Trabalhadores resgatados por condições degradantes em Santa Cruz do Xingu, MT
Ação de fiscalização identifica alojamento insalubre com risco de incêndio e maus-tratos a empregados rurais
Em operação realizada em agosto de 2026, dois trabalhadores foram resgatados de uma propriedade em Mato Grosso por condições similares às de trabalho escravo. O alojamento foi interditado e os trabalhadores receberam apoio para retornar às suas cidades.
Uma operação de fiscalização, realizada entre os dias 5 e 11 de agosto de 2026, resultou no resgate de dois trabalhadores de uma propriedade rural em Santa Cruz do Xingu, Mato Grosso, por estarem em condições que ainda não foram oficialmente confirmadas como trabalho análogo à escravidão, mas que apresentaram graves sinais de degradação humana e ambiental, segundo informações da Auditoria-Fiscal do Trabalho vinculada ao Ministério do Trabalho e Emprego (MTE).
Conforme divulgado pelo órgão, o alojamento onde os trabalhadores estavam hospedados era de estrutura precária, feita de madeira com quatro quartos e um banheiro, localizado ao lado de um curral. Ainda segundo os fiscais, o cenário encontrado refletia um quadro de sujeira extrema: presença de fezes de roedores, insetos e restos de comida espalhados pelo chão e sobre as camas, além de um forte odor do local vizinho. Os dormitórios eram compostos por colchões velhos e sujos, pedaços de espuma usados como travesseiros, sem ventilação, armários, roupas de cama ou infraestrutura de higiene básica.
O banheiro também era considerado precário, estando coberto por moscas, sem água quente, sem descarga funcionando, além de não passar por processos de limpeza. Ainda de acordo com a fiscalização, havia risco elétrico grave devido à fiação improvisada na propriedade, o que elevava bastante o risco de acidentes, como choques ou incêndios. Em decorrência dessas condições, a fiscalização interditou o alojamento integralmente, que só poderá funcionar novamente após uma reforma completa, que inclui a adequação da fiação, controle de pragas, higienização e instalação de mobiliário adequado.
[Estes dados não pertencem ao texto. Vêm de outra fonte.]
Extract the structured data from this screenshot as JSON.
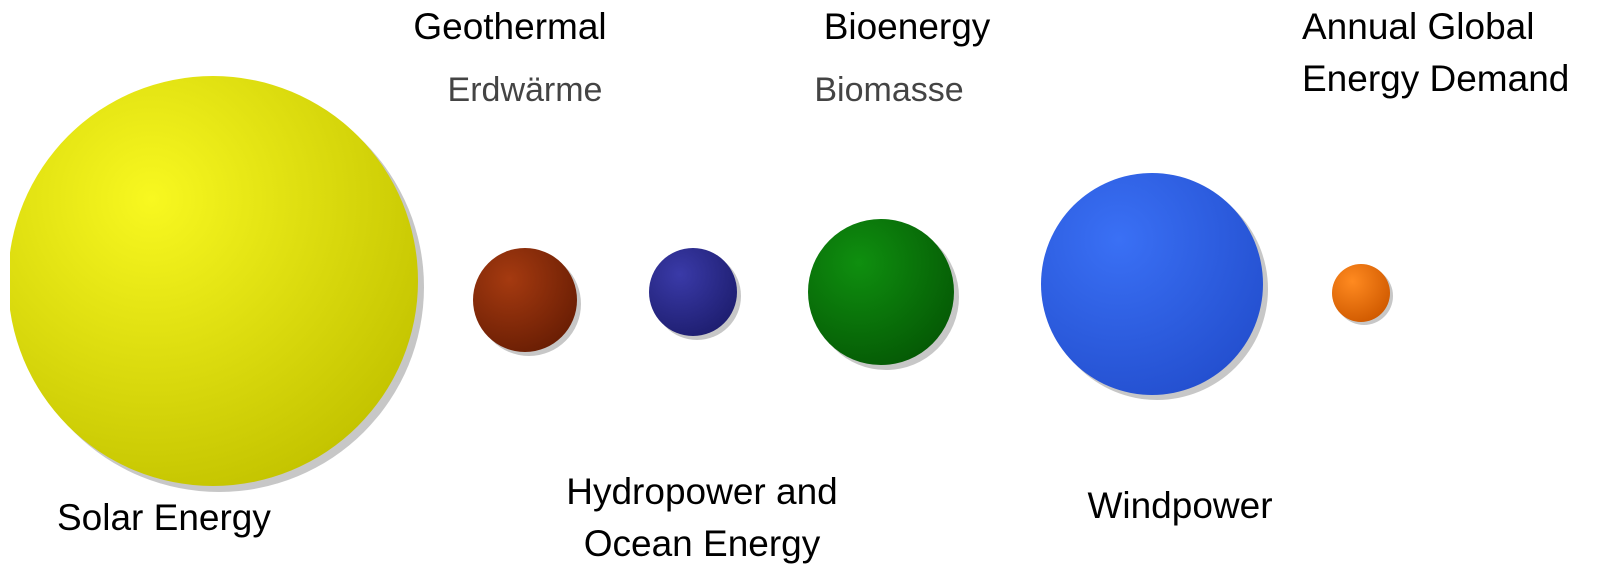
{
  "labels": {
    "geothermal": {
      "title": "Geothermal",
      "subtitle": "Erdwärme"
    },
    "bioenergy": {
      "title": "Bioenergy",
      "subtitle": "Biomasse"
    },
    "demand": {
      "lines": [
        "Annual Global",
        "Energy Demand"
      ]
    },
    "solar": {
      "title": "Solar Energy"
    },
    "hydro": {
      "lines": [
        "Hydropower and",
        "Ocean Energy"
      ]
    },
    "wind": {
      "title": "Windpower"
    }
  }
}
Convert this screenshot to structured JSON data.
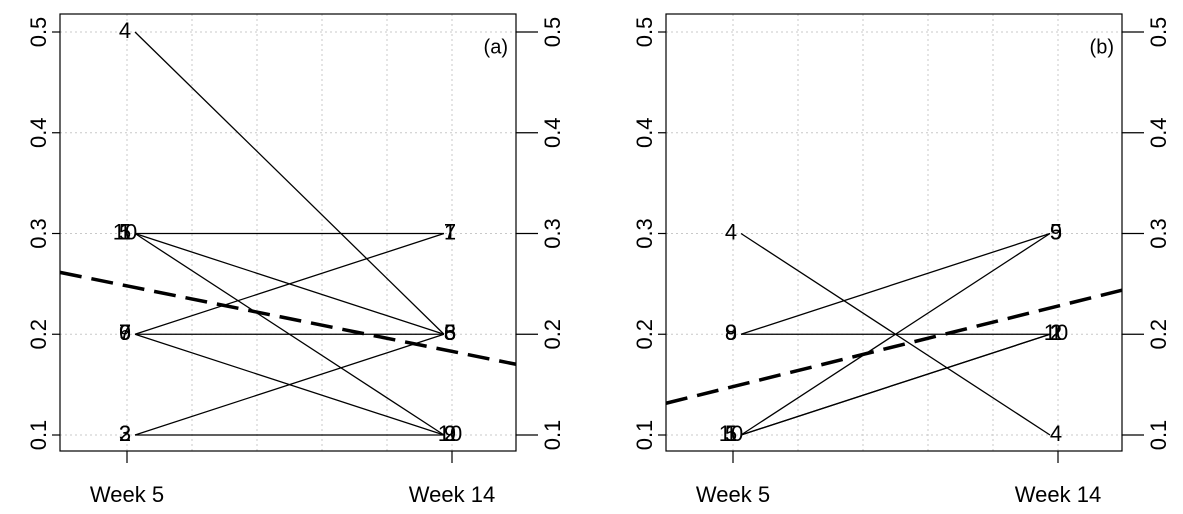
{
  "chart_data": [
    {
      "type": "line",
      "panel": "(a)",
      "categories": [
        "Week 5",
        "Week 14"
      ],
      "ylim": [
        0.08,
        0.52
      ],
      "yticks": [
        "0.1",
        "0.2",
        "0.3",
        "0.4",
        "0.5"
      ],
      "yticks_right": [
        "0.1",
        "0.2",
        "0.3",
        "0.4",
        "0.5"
      ],
      "grid": true,
      "series": [
        {
          "label_week5": "4",
          "label_week14": "6",
          "values": [
            0.5,
            0.2
          ]
        },
        {
          "label_week5": "10",
          "label_week14": "7",
          "values": [
            0.3,
            0.3
          ]
        },
        {
          "label_week5": "5",
          "label_week14": "8",
          "values": [
            0.3,
            0.2
          ]
        },
        {
          "label_week5": "1",
          "label_week14": "9",
          "values": [
            0.3,
            0.1
          ]
        },
        {
          "label_week5": "7",
          "label_week14": "1",
          "values": [
            0.2,
            0.3
          ]
        },
        {
          "label_week5": "6",
          "label_week14": "5",
          "values": [
            0.2,
            0.2
          ]
        },
        {
          "label_week5": "9",
          "label_week14": "10",
          "values": [
            0.2,
            0.1
          ]
        },
        {
          "label_week5": "3",
          "label_week14": "3",
          "values": [
            0.1,
            0.2
          ]
        },
        {
          "label_week5": "2",
          "label_week14": "2",
          "values": [
            0.1,
            0.1
          ]
        }
      ],
      "trend": {
        "values": [
          0.248,
          0.183
        ]
      }
    },
    {
      "type": "line",
      "panel": "(b)",
      "categories": [
        "Week 5",
        "Week 14"
      ],
      "ylim": [
        0.08,
        0.52
      ],
      "yticks": [
        "0.1",
        "0.2",
        "0.3",
        "0.4",
        "0.5"
      ],
      "yticks_right": [
        "0.1",
        "0.2",
        "0.3",
        "0.4",
        "0.5"
      ],
      "grid": true,
      "series": [
        {
          "label_week5": "4",
          "label_week14": "4",
          "values": [
            0.3,
            0.1
          ]
        },
        {
          "label_week5": "9",
          "label_week14": "9",
          "values": [
            0.2,
            0.3
          ]
        },
        {
          "label_week5": "8",
          "label_week14": "2",
          "values": [
            0.2,
            0.2
          ]
        },
        {
          "label_week5": "5",
          "label_week14": "5",
          "values": [
            0.1,
            0.3
          ]
        },
        {
          "label_week5": "10",
          "label_week14": "10",
          "values": [
            0.1,
            0.2
          ]
        },
        {
          "label_week5": "1",
          "label_week14": "1",
          "values": [
            0.1,
            0.2
          ]
        }
      ],
      "trend": {
        "values": [
          0.148,
          0.228
        ]
      }
    }
  ]
}
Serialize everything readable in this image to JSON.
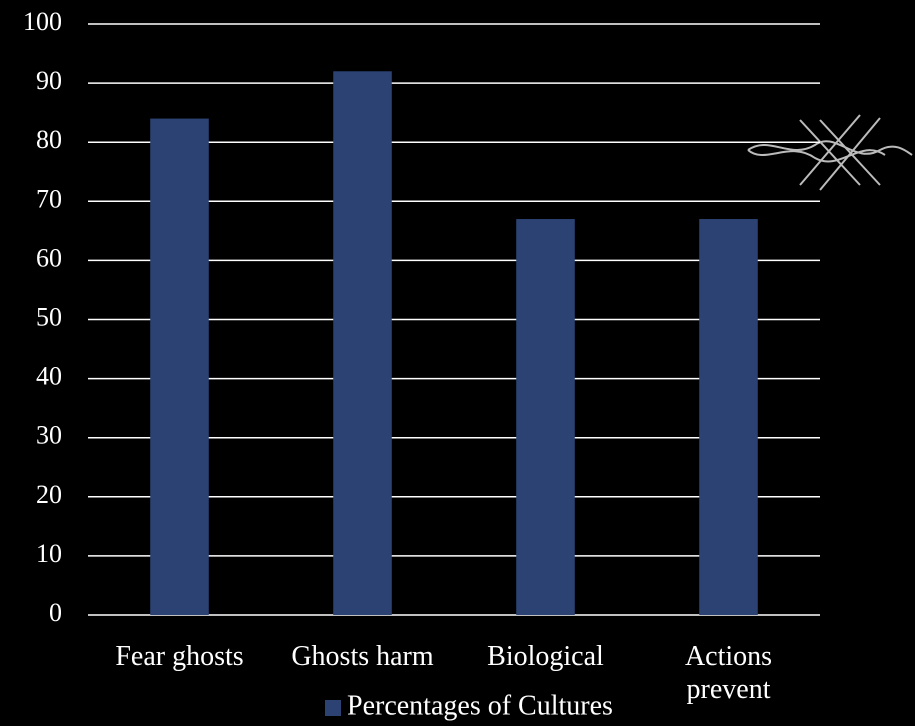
{
  "chart_data": {
    "type": "bar",
    "categories": [
      "Fear ghosts",
      "Ghosts harm",
      "Biological",
      "Actions prevent"
    ],
    "series": [
      {
        "name": "Percentages of Cultures",
        "color": "#2b4272",
        "values": [
          84,
          92,
          67,
          67
        ]
      }
    ],
    "ylim": [
      0,
      100
    ],
    "yticks": [
      0,
      10,
      20,
      30,
      40,
      50,
      60,
      70,
      80,
      90,
      100
    ],
    "grid": true,
    "legend": "bottom"
  }
}
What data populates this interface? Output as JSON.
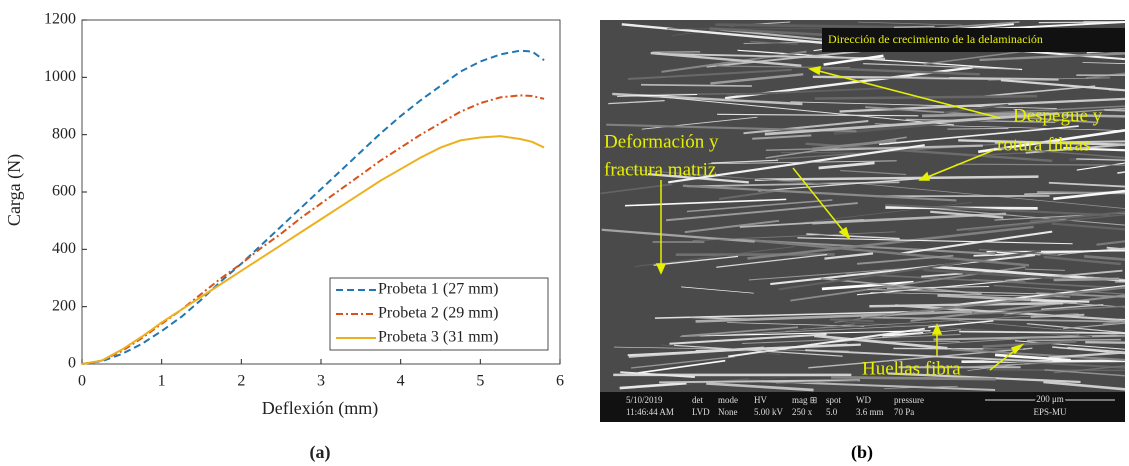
{
  "chart_data": {
    "type": "line",
    "xlabel": "Deflexión (mm)",
    "ylabel": "Carga (N)",
    "caption": "(a)",
    "x": [
      0,
      0.25,
      0.5,
      0.75,
      1,
      1.25,
      1.5,
      1.75,
      2,
      2.25,
      2.5,
      2.75,
      3,
      3.25,
      3.5,
      3.75,
      4,
      4.25,
      4.5,
      4.75,
      5,
      5.25,
      5.5,
      5.65,
      5.8
    ],
    "series": [
      {
        "name": "Probeta 1 (27 mm)",
        "color": "#1f77b4",
        "dash": "dashed",
        "values": [
          0,
          10,
          35,
          70,
          115,
          165,
          225,
          290,
          350,
          415,
          480,
          545,
          610,
          675,
          740,
          805,
          865,
          920,
          970,
          1020,
          1055,
          1080,
          1093,
          1090,
          1060
        ]
      },
      {
        "name": "Probeta 2 (29 mm)",
        "color": "#d95319",
        "dash": "dashdot",
        "values": [
          0,
          12,
          45,
          90,
          140,
          190,
          245,
          300,
          350,
          405,
          455,
          510,
          560,
          610,
          660,
          710,
          755,
          800,
          840,
          880,
          910,
          930,
          937,
          935,
          925
        ]
      },
      {
        "name": "Probeta 3 (31 mm)",
        "color": "#edb120",
        "dash": "solid",
        "values": [
          0,
          12,
          50,
          95,
          145,
          190,
          235,
          280,
          325,
          370,
          415,
          460,
          505,
          550,
          595,
          640,
          680,
          720,
          755,
          780,
          790,
          795,
          785,
          775,
          755
        ]
      }
    ],
    "xlim": [
      0,
      6
    ],
    "ylim": [
      0,
      1200
    ],
    "xticks": [
      0,
      1,
      2,
      3,
      4,
      5,
      6
    ],
    "yticks": [
      0,
      200,
      400,
      600,
      800,
      1000,
      1200
    ],
    "legend": "lower right",
    "grid": false
  },
  "image": {
    "caption": "(b)",
    "annotations": {
      "direction": "Dirección de crecimiento de la delaminación",
      "debond_1": "Despegue y",
      "debond_2": "rotura fibras",
      "deform_1": "Deformación y",
      "deform_2": "fractura matriz",
      "prints": "Huellas fibra"
    },
    "info_bar": {
      "date": "5/10/2019",
      "time": "11:46:44 AM",
      "det_h": "det",
      "det": "LVD",
      "mode_h": "mode",
      "mode": "None",
      "hv_h": "HV",
      "hv": "5.00 kV",
      "mag_h": "mag ⊞",
      "mag": "250 x",
      "spot_h": "spot",
      "spot": "5.0",
      "wd_h": "WD",
      "wd": "3.6 mm",
      "pressure_h": "pressure",
      "pressure": "70 Pa",
      "scale": "200 μm",
      "lab": "EPS-MU"
    }
  }
}
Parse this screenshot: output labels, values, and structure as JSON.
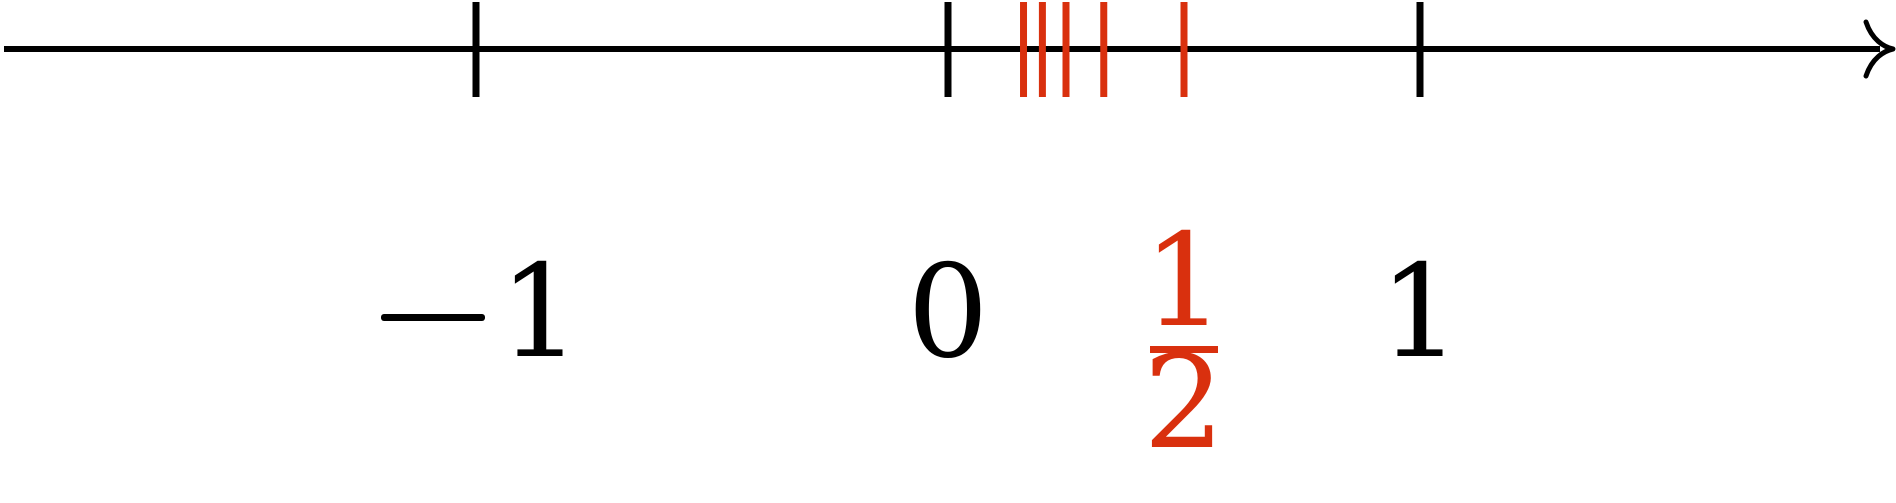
{
  "colors": {
    "axis": "#000000",
    "highlight": "#d9300e"
  },
  "axis": {
    "direction": "right",
    "arrowhead_icon": "right-arrowhead-icon",
    "min": -1.5,
    "max": 2,
    "integer_ticks": [
      -1,
      0,
      1
    ]
  },
  "labels": {
    "minus_one": "−1",
    "zero": "0",
    "one": "1",
    "half_numerator": "1",
    "half_denominator": "2"
  },
  "highlighted_points": [
    0.16,
    0.2,
    0.25,
    0.33,
    0.5
  ]
}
Em um esforço de proteção imediata, os dois trabalhadores foram retirados do local e alojados em um hotel na região. A iniciativa fez parte da Operação Resgate VI, uma ação conjunta do Ministério do Trabalho, Ministério Público do Trabalho (MPT) e Polícia Federal. Segundo fontes do órgão, as despesas com alojamento, alimentação e transporte de retorno às suas cidades de origem foram custeadas pelo empregador, garantindo também o atendimento e o encaminhamento dos trabalhadores pela rede de proteção social. A fiscalização também procedeu à formalização dos contratos de trabalho no sistema eletrônico do governo, o eSocial, incluindo o pagamento retroativo de FGTS, contribuições previdenciárias e verbas rescisórias. Além disso, os trabalhadores passam a ter direito ao seguro-desemprego especial, destinado a vítimas de trabalho em condições subumanas.
No aspecto legal, o auto de infração lavrado contra o empregador inclui uma denúncia por submissão a trabalho análogo à escravidão, conforme prevê o Artigo 149 do Código Penal brasileiro, que aponta que o crime não exige o uso de correntes ou restrição física de liberdade, podendo ocorrer por condições degradantes. Ainda assim, a situação específica em que os trabalhadores se encontravam ainda não foi confirmada oficialmente como trabalho escravo, aguardando-se esclarecimentos adicionais.
O que sabemos?
- Dois trabalhadores foram resgatados de condições degradantes em Santa Cruz do Xingu, MT, em agosto de 2026.
- O alojamento era feito de madeira, com higiene precária e risco de incêndio.
- O local estava ao lado de um curral, com presença de fezes, insetos e restos de comida.
- Os trabalhadores receberam apoio para retornar às suas cidades e tiveram seus contratos formalizados.
- A fiscalização interditou o alojamento por risco iminente, exigindo reformas antes da reabertura.